On Tuesday, the Queensland Liberal National party leader, David Crisafulli, was asked whether he would consider repealing the legislation if his federal colleagues proposed a nuclear plan that stacked up.

“The answer is no, and I’ve made my view very clear on that … contrary to some of the most childish memes that I’ve seen getting around social media from the Labor party,” he said.

Crisafulli said nuclear is a “matter for Canberra” and it is “not on our plan, not on our agenda”. “The things that we are offering are real and they are tangible, I understand there is that debate in Canberra, fair enough, but I can’t be distracted by it.”

On Tuesday the opposition leader, Peter Dutton, said the federal Coalition wants “to have renewables in the system but we want to do it in a responsible way”, with nuclear energy providing baseload power.

“We need to be able to firm up that intermittent power,” he told reporters in Bomaderry. “It can’t be reliant on the weather for the ability to turn on the lights. A modern economy just doesn’t work like that.”

“I want to make sure we’ve got renewables in the system. We’re happy for batteries, but we can’t pretend that batteries can provide the storage.”

CSIRO’s Gencost report found that electricity from large-scale nuclear reactors would cost between $141 a megawatt hour and $233 a MW/h compared with combining solar and wind at a cost of between $73 and $128 a MW/h – figures that include building transmission lines and energy storage.

The Albanese government on Saturday gave the green light to a 1,022 sq km area, 20km off the Illawarra coast, in the first stage of a process for it to become the country’s fourth dedicated windfarm zone.

Littleproud declared the Coalition was opposed to it and promised to “send the investment signals that there is a cap on where [the Coalition] will go with renewables and where we will put them”.

The energy and climate change minister, Chris Bowen, seized on the remarks which he said showed “while the world races to cleaner cheaper reliable renewables, the Nationals wants to stop new investment”.

“Peter Dutton would be worse on climate than Abbott or Morrison and David Littleproud would be worse than Barnaby Joyce,” he posted on X.

A controversial windfarm project in north Queensland backed by mining magnate Andrew Forrest was also approved by the federal government on Tuesday, with a list of conditions to protect threatened species.
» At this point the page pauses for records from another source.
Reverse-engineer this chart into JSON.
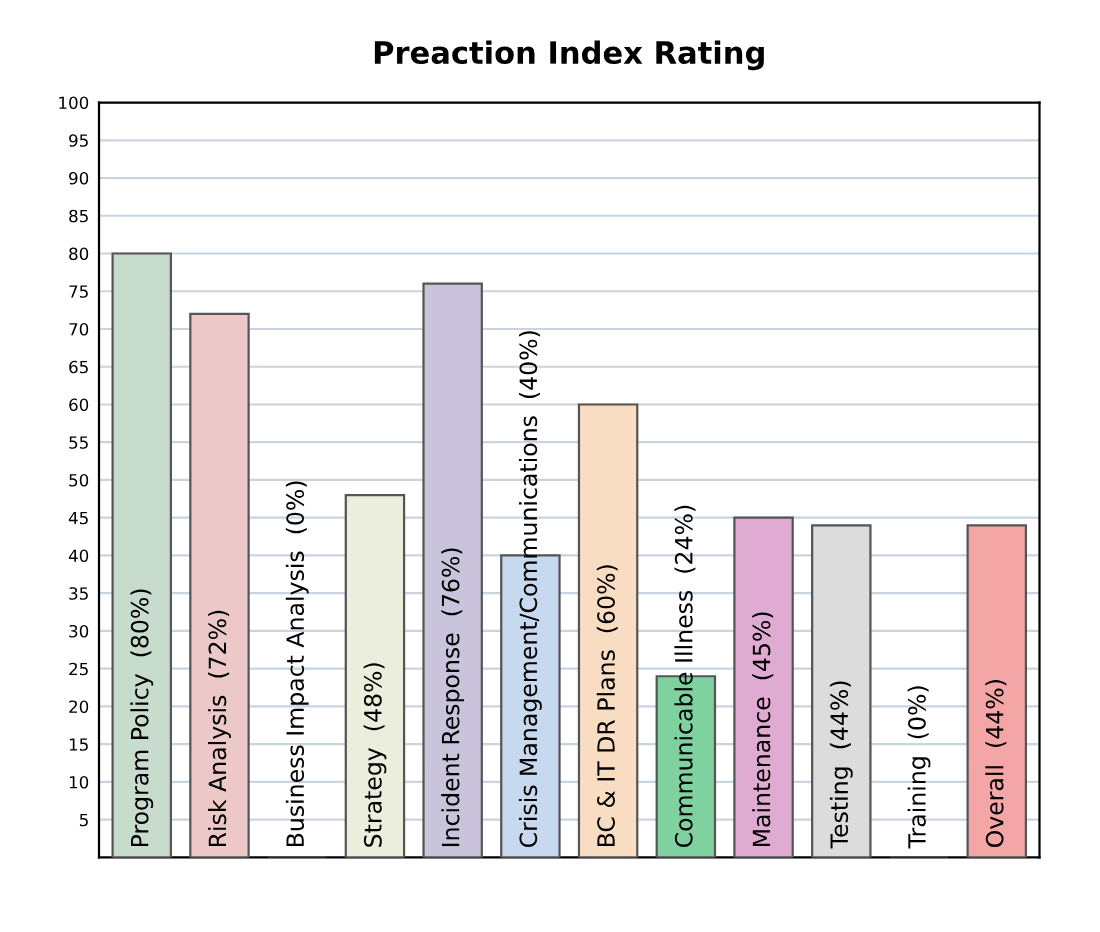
{
  "chart_data": {
    "type": "bar",
    "title": "Preaction Index Rating",
    "categories": [
      "Program Policy  (80%)",
      "Risk Analysis  (72%)",
      "Business Impact Analysis  (0%)",
      "Strategy  (48%)",
      "Incident Response  (76%)",
      "Crisis Management/Communications  (40%)",
      "BC & IT DR Plans  (60%)",
      "Communicable Illness  (24%)",
      "Maintenance  (45%)",
      "Testing  (44%)",
      "Training  (0%)",
      "Overall  (44%)"
    ],
    "values": [
      80,
      72,
      0,
      48,
      76,
      40,
      60,
      24,
      45,
      44,
      0,
      44
    ],
    "colors": [
      "#c8dccd",
      "#ecc8c8",
      "#555555",
      "#eceedd",
      "#c9c4dc",
      "#c6d9ef",
      "#f9ddc2",
      "#7fd1a0",
      "#e0abd2",
      "#dcdcdc",
      "#555555",
      "#f4a5a5"
    ],
    "ylim": [
      0,
      100
    ],
    "yticks": [
      5,
      10,
      15,
      20,
      25,
      30,
      35,
      40,
      45,
      50,
      55,
      60,
      65,
      70,
      75,
      80,
      85,
      90,
      95,
      100
    ],
    "grid": "y",
    "legend": false
  }
}
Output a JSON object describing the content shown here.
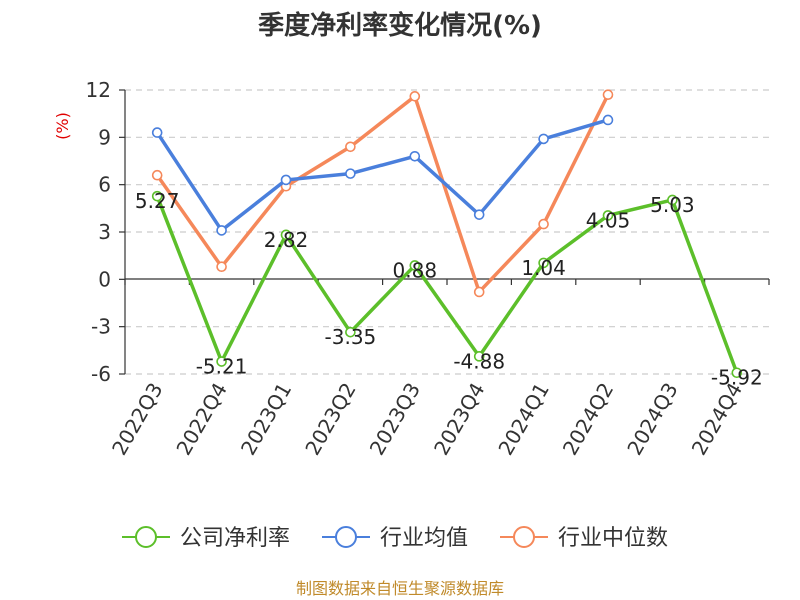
{
  "chart_data": {
    "type": "line",
    "title": "季度净利率变化情况(%)",
    "unit": "(%)",
    "ylim": [
      -6,
      12
    ],
    "yticks": [
      "12",
      "9",
      "6",
      "3",
      "0",
      "-3",
      "-6"
    ],
    "ytick_values": [
      12,
      9,
      6,
      3,
      0,
      -3,
      -6
    ],
    "categories": [
      "2022Q3",
      "2022Q4",
      "2023Q1",
      "2023Q2",
      "2023Q3",
      "2023Q4",
      "2024Q1",
      "2024Q2",
      "2024Q3",
      "2024Q4"
    ],
    "grid": true,
    "legend_position": "bottom",
    "series": [
      {
        "name": "公司净利率",
        "color": "#5cbf2a",
        "values": [
          5.27,
          -5.21,
          2.82,
          -3.35,
          0.88,
          -4.88,
          1.04,
          4.05,
          5.03,
          -5.92
        ],
        "labels": [
          "5.27",
          "-5.21",
          "2.82",
          "-3.35",
          "0.88",
          "-4.88",
          "1.04",
          "4.05",
          "5.03",
          "-5.92"
        ]
      },
      {
        "name": "行业均值",
        "color": "#4a7fdc",
        "values": [
          9.3,
          3.1,
          6.3,
          6.7,
          7.8,
          4.1,
          8.9,
          10.1,
          null,
          null
        ]
      },
      {
        "name": "行业中位数",
        "color": "#f5885a",
        "values": [
          6.6,
          0.8,
          5.9,
          8.4,
          11.6,
          -0.8,
          3.5,
          11.7,
          null,
          null
        ]
      }
    ]
  },
  "footer": {
    "source": "制图数据来自恒生聚源数据库"
  }
}
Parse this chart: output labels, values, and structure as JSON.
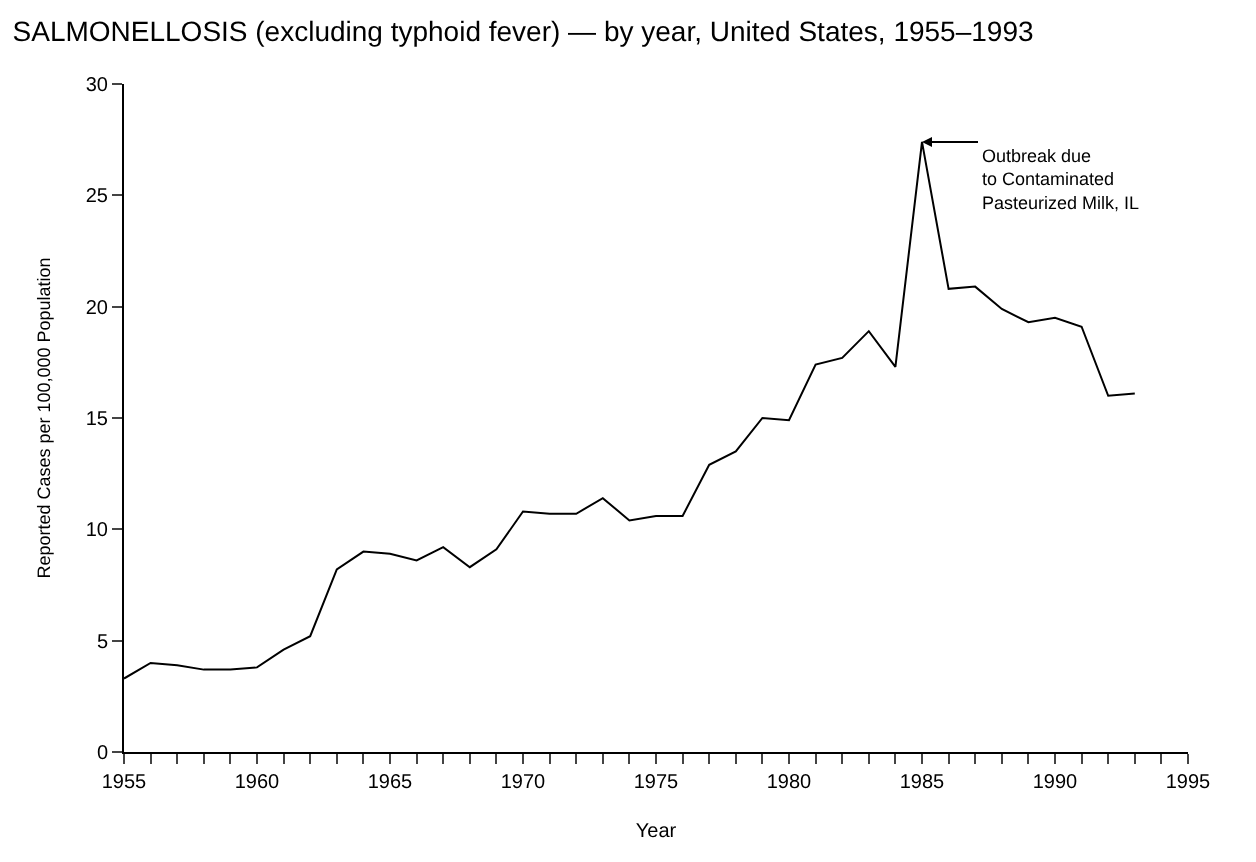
{
  "chart_data": {
    "type": "line",
    "title": "SALMONELLOSIS (excluding typhoid fever) — by year, United States, 1955–1993",
    "xlabel": "Year",
    "ylabel": "Reported Cases per 100,000 Population",
    "x": [
      1955,
      1956,
      1957,
      1958,
      1959,
      1960,
      1961,
      1962,
      1963,
      1964,
      1965,
      1966,
      1967,
      1968,
      1969,
      1970,
      1971,
      1972,
      1973,
      1974,
      1975,
      1976,
      1977,
      1978,
      1979,
      1980,
      1981,
      1982,
      1983,
      1984,
      1985,
      1986,
      1987,
      1988,
      1989,
      1990,
      1991,
      1992,
      1993
    ],
    "series": [
      {
        "color": "#000000",
        "values": [
          3.3,
          4.0,
          3.9,
          3.7,
          3.7,
          3.8,
          4.6,
          5.2,
          8.2,
          9.0,
          8.9,
          8.6,
          9.2,
          8.3,
          9.1,
          10.8,
          10.7,
          10.7,
          11.4,
          10.4,
          10.6,
          10.6,
          12.9,
          13.5,
          15.0,
          14.9,
          17.4,
          17.7,
          18.9,
          17.3,
          27.4,
          20.8,
          20.9,
          19.9,
          19.3,
          19.5,
          19.1,
          16.0,
          16.1
        ]
      }
    ],
    "xlim": [
      1955,
      1995
    ],
    "xticks": [
      1955,
      {
        "value": 1956,
        "label": null
      },
      {
        "value": 1957,
        "label": null
      },
      {
        "value": 1958,
        "label": null
      },
      {
        "value": 1959,
        "label": null
      },
      1960,
      {
        "value": 1961,
        "label": null
      },
      {
        "value": 1962,
        "label": null
      },
      {
        "value": 1963,
        "label": null
      },
      {
        "value": 1964,
        "label": null
      },
      1965,
      {
        "value": 1966,
        "label": null
      },
      {
        "value": 1967,
        "label": null
      },
      {
        "value": 1968,
        "label": null
      },
      {
        "value": 1969,
        "label": null
      },
      1970,
      {
        "value": 1971,
        "label": null
      },
      {
        "value": 1972,
        "label": null
      },
      {
        "value": 1973,
        "label": null
      },
      {
        "value": 1974,
        "label": null
      },
      1975,
      {
        "value": 1976,
        "label": null
      },
      {
        "value": 1977,
        "label": null
      },
      {
        "value": 1978,
        "label": null
      },
      {
        "value": 1979,
        "label": null
      },
      1980,
      {
        "value": 1981,
        "label": null
      },
      {
        "value": 1982,
        "label": null
      },
      {
        "value": 1983,
        "label": null
      },
      {
        "value": 1984,
        "label": null
      },
      1985,
      {
        "value": 1986,
        "label": null
      },
      {
        "value": 1987,
        "label": null
      },
      {
        "value": 1988,
        "label": null
      },
      {
        "value": 1989,
        "label": null
      },
      1990,
      {
        "value": 1991,
        "label": null
      },
      {
        "value": 1992,
        "label": null
      },
      {
        "value": 1993,
        "label": null
      },
      {
        "value": 1994,
        "label": null
      },
      1995
    ],
    "ylim": [
      0,
      30
    ],
    "yticks": [
      0,
      5,
      10,
      15,
      20,
      25,
      30
    ],
    "legend": false,
    "marker": "none",
    "line_style": "solid",
    "annotations": [
      {
        "text": "Outbreak due\nto Contaminated\nPasteurized Milk, IL",
        "x": 1985,
        "y": 27.4
      }
    ]
  }
}
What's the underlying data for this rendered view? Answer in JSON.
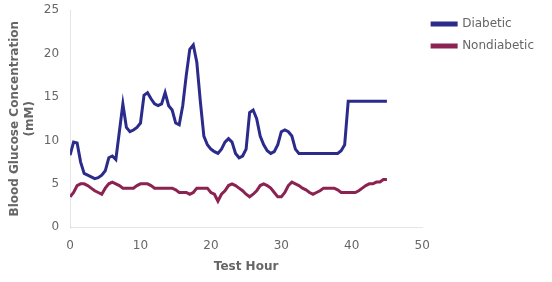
{
  "chart_data": {
    "type": "line",
    "x": [
      0,
      0.5,
      1,
      1.5,
      2,
      2.5,
      3,
      3.5,
      4,
      4.5,
      5,
      5.5,
      6,
      6.5,
      7,
      7.5,
      8,
      8.5,
      9,
      9.5,
      10,
      10.5,
      11,
      11.5,
      12,
      12.5,
      13,
      13.5,
      14,
      14.5,
      15,
      15.5,
      16,
      16.5,
      17,
      17.5,
      18,
      18.5,
      19,
      19.5,
      20,
      20.5,
      21,
      21.5,
      22,
      22.5,
      23,
      23.5,
      24,
      24.5,
      25,
      25.5,
      26,
      26.5,
      27,
      27.5,
      28,
      28.5,
      29,
      29.5,
      30,
      30.5,
      31,
      31.5,
      32,
      32.5,
      33,
      33.5,
      34,
      34.5,
      35,
      35.5,
      36,
      36.5,
      37,
      37.5,
      38,
      38.5,
      39,
      39.5,
      40,
      40.5,
      41,
      41.5,
      42,
      42.5,
      43,
      43.5,
      44,
      44.5,
      45
    ],
    "series": [
      {
        "name": "Diabetic",
        "color": "#2b2b8c",
        "values": [
          8.3,
          9.8,
          9.7,
          7.5,
          6.2,
          6.0,
          5.8,
          5.6,
          5.7,
          6.0,
          6.5,
          8.0,
          8.2,
          7.8,
          11.0,
          14.2,
          11.5,
          11.0,
          11.2,
          11.5,
          12.0,
          15.2,
          15.5,
          14.8,
          14.2,
          14.0,
          14.2,
          15.5,
          14.0,
          13.5,
          12.0,
          11.8,
          14.0,
          17.5,
          20.5,
          21.0,
          19.0,
          14.5,
          10.5,
          9.5,
          9.0,
          8.7,
          8.5,
          9.0,
          9.8,
          10.2,
          9.8,
          8.5,
          8.0,
          8.2,
          9.0,
          13.2,
          13.5,
          12.5,
          10.5,
          9.5,
          8.8,
          8.5,
          8.7,
          9.5,
          11.0,
          11.2,
          11.0,
          10.5,
          9.0,
          8.5,
          8.5,
          8.5,
          8.5,
          8.5,
          8.5,
          8.5,
          8.5,
          8.5,
          8.5,
          8.5,
          8.5,
          8.8,
          9.5,
          14.5,
          14.5,
          14.5,
          14.5,
          14.5,
          14.5,
          14.5,
          14.5,
          14.5,
          14.5,
          14.5,
          14.5
        ]
      },
      {
        "name": "Nondiabetic",
        "color": "#8b2252",
        "values": [
          3.5,
          4.0,
          4.8,
          5.0,
          5.0,
          4.8,
          4.5,
          4.2,
          4.0,
          3.8,
          4.5,
          5.0,
          5.2,
          5.0,
          4.8,
          4.5,
          4.5,
          4.5,
          4.5,
          4.8,
          5.0,
          5.0,
          5.0,
          4.8,
          4.5,
          4.5,
          4.5,
          4.5,
          4.5,
          4.5,
          4.3,
          4.0,
          4.0,
          4.0,
          3.8,
          4.0,
          4.5,
          4.5,
          4.5,
          4.5,
          4.0,
          3.8,
          3.0,
          3.8,
          4.2,
          4.8,
          5.0,
          4.8,
          4.5,
          4.2,
          3.8,
          3.5,
          3.8,
          4.2,
          4.8,
          5.0,
          4.8,
          4.5,
          4.0,
          3.5,
          3.5,
          4.0,
          4.8,
          5.2,
          5.0,
          4.8,
          4.5,
          4.3,
          4.0,
          3.8,
          4.0,
          4.2,
          4.5,
          4.5,
          4.5,
          4.5,
          4.3,
          4.0,
          4.0,
          4.0,
          4.0,
          4.0,
          4.2,
          4.5,
          4.8,
          5.0,
          5.0,
          5.2,
          5.2,
          5.5,
          5.5
        ]
      }
    ],
    "xlabel": "Test Hour",
    "ylabel": "Blood Glucose Concentration\n(mM)",
    "xlim": [
      0,
      50
    ],
    "ylim": [
      0,
      25
    ],
    "xticks": [
      0,
      10,
      20,
      30,
      40,
      50
    ],
    "yticks": [
      0,
      5,
      10,
      15,
      20,
      25
    ],
    "grid": false,
    "legend": "right"
  }
}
Windlab’s Gawara Baya windfarm will see up to 69 turbines built on a cattle property 65km south-west of Ingham.

The environment minister, Tanya Plibersek, said the project would boost the capacity of renewables and put “downward pressure on [electricity] prices”.

Scrutiny of the Coalition’s climate policy is increasing after Dutton announced a plan to oppose the 43% emissions reduction target by 2030, in contradiction of the Paris agreement.

On Tuesday Forrest warned that the proposal would hit Australian exports with penalty carbon taxes, and also cautioned against new limits on large-scale renewables.

“If we flip-flop between policies, if we go back to the past of uncertainty then it of course makes employing people and investing very difficult to impossible,” he told Radio National. “So that would be Australia kicking an own goal.”